Head of Learning Research and Resources, Science Museum Group
I am passionate about learning in informal settings, having spent over 25 years devising new and innovative ways of communicating scientific and technological ideas and concepts to a wide range of audiences using interactive exhibits and innovative programming.
Currently I am Head of Learning Research and Resources at the Science Museum and work with the Museum Leadership, Development and Project teams to maximise Learning's input across the public offer ensuring that audience needs are addressed and learning programmes are properly integrated and delivered. I work with a range of academic partners, including King's College, London; University College, London and Sheffield Hallam, on large-scale learning projects like the Enterprising Science Programme.

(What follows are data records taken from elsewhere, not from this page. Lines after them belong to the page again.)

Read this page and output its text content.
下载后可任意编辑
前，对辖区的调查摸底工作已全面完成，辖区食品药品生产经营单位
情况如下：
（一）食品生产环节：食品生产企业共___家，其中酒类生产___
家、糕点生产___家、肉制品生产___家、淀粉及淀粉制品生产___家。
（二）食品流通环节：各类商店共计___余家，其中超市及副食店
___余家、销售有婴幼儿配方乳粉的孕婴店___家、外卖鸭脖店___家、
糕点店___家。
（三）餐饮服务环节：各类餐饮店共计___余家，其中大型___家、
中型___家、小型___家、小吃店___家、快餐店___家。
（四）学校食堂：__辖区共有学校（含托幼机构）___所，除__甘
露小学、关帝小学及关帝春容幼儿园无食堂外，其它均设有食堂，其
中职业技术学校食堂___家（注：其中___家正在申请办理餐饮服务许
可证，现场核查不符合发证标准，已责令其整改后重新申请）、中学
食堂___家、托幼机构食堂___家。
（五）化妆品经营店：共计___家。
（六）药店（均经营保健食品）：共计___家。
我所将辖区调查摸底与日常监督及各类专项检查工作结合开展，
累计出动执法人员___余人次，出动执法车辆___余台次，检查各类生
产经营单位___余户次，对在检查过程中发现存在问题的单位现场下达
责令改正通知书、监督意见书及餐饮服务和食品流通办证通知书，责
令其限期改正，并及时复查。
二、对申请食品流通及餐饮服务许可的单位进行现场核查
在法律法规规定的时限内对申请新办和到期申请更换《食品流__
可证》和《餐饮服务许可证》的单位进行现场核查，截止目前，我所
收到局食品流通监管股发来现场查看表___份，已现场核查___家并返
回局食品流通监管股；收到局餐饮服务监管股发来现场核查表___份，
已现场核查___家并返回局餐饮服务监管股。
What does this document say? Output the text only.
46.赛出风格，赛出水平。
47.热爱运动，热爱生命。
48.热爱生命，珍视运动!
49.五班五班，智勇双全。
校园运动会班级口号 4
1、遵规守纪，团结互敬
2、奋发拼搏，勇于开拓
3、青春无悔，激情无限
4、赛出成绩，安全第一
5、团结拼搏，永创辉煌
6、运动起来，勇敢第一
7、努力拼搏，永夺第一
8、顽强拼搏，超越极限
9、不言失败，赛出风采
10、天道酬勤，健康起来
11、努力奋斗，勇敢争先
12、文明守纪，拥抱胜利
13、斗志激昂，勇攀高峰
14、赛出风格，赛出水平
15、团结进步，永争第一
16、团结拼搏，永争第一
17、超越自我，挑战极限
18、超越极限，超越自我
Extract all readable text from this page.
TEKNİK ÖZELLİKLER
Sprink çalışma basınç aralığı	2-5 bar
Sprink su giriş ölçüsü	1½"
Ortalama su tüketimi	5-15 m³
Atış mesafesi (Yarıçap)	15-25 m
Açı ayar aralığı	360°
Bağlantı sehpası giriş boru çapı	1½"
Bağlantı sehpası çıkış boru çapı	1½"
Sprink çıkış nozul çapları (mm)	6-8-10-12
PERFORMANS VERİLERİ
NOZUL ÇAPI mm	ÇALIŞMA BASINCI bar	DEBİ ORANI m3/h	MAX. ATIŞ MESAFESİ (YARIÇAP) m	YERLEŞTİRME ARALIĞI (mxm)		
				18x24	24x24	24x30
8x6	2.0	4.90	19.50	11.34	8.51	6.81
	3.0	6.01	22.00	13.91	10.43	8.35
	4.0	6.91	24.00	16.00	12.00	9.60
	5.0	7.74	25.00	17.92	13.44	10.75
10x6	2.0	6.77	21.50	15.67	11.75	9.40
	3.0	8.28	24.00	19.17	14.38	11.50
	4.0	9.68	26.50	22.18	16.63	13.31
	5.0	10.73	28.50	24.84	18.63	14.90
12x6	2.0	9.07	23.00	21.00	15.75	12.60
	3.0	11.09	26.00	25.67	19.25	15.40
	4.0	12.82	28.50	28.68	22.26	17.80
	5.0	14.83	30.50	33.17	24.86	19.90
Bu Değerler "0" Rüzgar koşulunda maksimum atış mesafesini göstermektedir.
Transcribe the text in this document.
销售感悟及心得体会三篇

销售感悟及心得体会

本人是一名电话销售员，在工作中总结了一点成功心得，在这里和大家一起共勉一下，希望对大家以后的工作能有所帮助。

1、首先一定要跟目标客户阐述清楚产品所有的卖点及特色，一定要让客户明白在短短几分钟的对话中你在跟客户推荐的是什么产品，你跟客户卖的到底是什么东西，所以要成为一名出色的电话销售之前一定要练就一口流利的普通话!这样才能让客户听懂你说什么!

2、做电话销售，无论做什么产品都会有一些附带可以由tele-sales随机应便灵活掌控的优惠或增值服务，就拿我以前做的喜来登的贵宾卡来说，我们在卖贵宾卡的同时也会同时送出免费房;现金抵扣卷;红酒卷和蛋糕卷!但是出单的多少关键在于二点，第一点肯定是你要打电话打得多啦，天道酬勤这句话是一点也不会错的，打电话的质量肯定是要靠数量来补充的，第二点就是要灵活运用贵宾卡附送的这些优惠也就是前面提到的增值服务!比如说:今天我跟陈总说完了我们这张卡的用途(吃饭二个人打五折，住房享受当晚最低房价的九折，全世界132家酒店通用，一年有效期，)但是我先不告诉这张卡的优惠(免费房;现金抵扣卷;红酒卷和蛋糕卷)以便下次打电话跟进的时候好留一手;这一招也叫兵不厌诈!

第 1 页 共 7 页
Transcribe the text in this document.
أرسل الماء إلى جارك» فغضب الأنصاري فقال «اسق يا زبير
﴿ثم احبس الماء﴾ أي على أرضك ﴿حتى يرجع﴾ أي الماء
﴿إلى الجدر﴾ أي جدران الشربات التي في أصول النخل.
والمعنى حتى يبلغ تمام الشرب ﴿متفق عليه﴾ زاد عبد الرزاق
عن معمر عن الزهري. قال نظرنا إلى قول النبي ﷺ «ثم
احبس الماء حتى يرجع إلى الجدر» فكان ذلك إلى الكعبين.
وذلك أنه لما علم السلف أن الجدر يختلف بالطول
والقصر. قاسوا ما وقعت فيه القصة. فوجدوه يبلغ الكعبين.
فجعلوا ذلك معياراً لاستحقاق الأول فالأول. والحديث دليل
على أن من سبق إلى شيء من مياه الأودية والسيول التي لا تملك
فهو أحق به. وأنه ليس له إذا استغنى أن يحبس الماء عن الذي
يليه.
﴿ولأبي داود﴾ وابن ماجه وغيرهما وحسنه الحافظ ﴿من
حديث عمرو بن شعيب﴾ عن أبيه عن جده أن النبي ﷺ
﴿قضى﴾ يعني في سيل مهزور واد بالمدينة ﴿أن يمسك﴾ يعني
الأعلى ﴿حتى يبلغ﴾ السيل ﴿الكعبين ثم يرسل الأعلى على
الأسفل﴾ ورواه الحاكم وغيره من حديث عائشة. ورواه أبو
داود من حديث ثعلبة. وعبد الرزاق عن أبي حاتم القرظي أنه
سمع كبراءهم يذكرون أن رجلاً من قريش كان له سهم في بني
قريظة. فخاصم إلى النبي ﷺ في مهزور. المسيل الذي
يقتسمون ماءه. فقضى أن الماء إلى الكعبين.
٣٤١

I have played a pivotal role in some of the Science Museum's most exciting and innovative projects including the Wellcome Wing's 'In Future' exhibition (a multi-user computer game) and the development and delivery of the Dana Centre, known for its experimental adult programming based around contemporary science dialogue and debate.
I am a chemist by background and was the first School Teacher Fellow at the Royal Society of Chemistry, responsible for identifying, testing/evaluating and writing chemical problem-solving/egg race experiments for inclusion in the RSC's publication 'In Search of Solutions'. A long time ago I was a secondary science teacher.
What I bring
Experience of working with a range of academic partners on large-scale national projects and putting research into practice.
Sharing of information e.g. evaluation and research findings gained from the Enterprising Science Programme and our participatory work with new audiences.
Experience of training teachers, science communicators, scientists, museum educators and curators in informal science learning approaches and practices; that includes audience awareness training and applying the principles of Science Capital to shape learning programmes, live events and inform interpretation for exhibitions.
Science and Discovery Centres play a huge part in engaging and inspiring audiences with science. But how do we encourage more people to see the science centre/museum as a resource not just a destination? How do we effectively engage those who are hard-to-reach that isn't just another project? What influence can school, home and out-of-school experiences make on young people's science learning and how can we support more joined-up linkages? What of digital participation? How we measure our impact has proved elusive to date, but in our gut we know that what we do is right because we see it in the faces of the people who visit us and we hear it in their conversations. By gaining a better understanding of how we do it and developing a framework that supports science learning/engagement consistently and more effectively, we can benefit ALL - visitors, non-visitors, staff and the sector.
As a passionate and diverse membership that delivers on science engagement our strengths lie in:
Continuing to apply and share best practice
Continuing to be reflective about our practice and encouraging our staff to do the same
Scaling up what we know works and seeking unusual collaborations/partnerships
Looking to learnings from outside our sector
Attracting new and diverse audiences into our institutions - visitors and staff - and in doing so enriching everyone's experience
Coming up with the research questions we would like answered as a network and capturing that evidence across the network in order to gain new insights to feed into our practice.
Speaking loudly with one voice on the things that matter.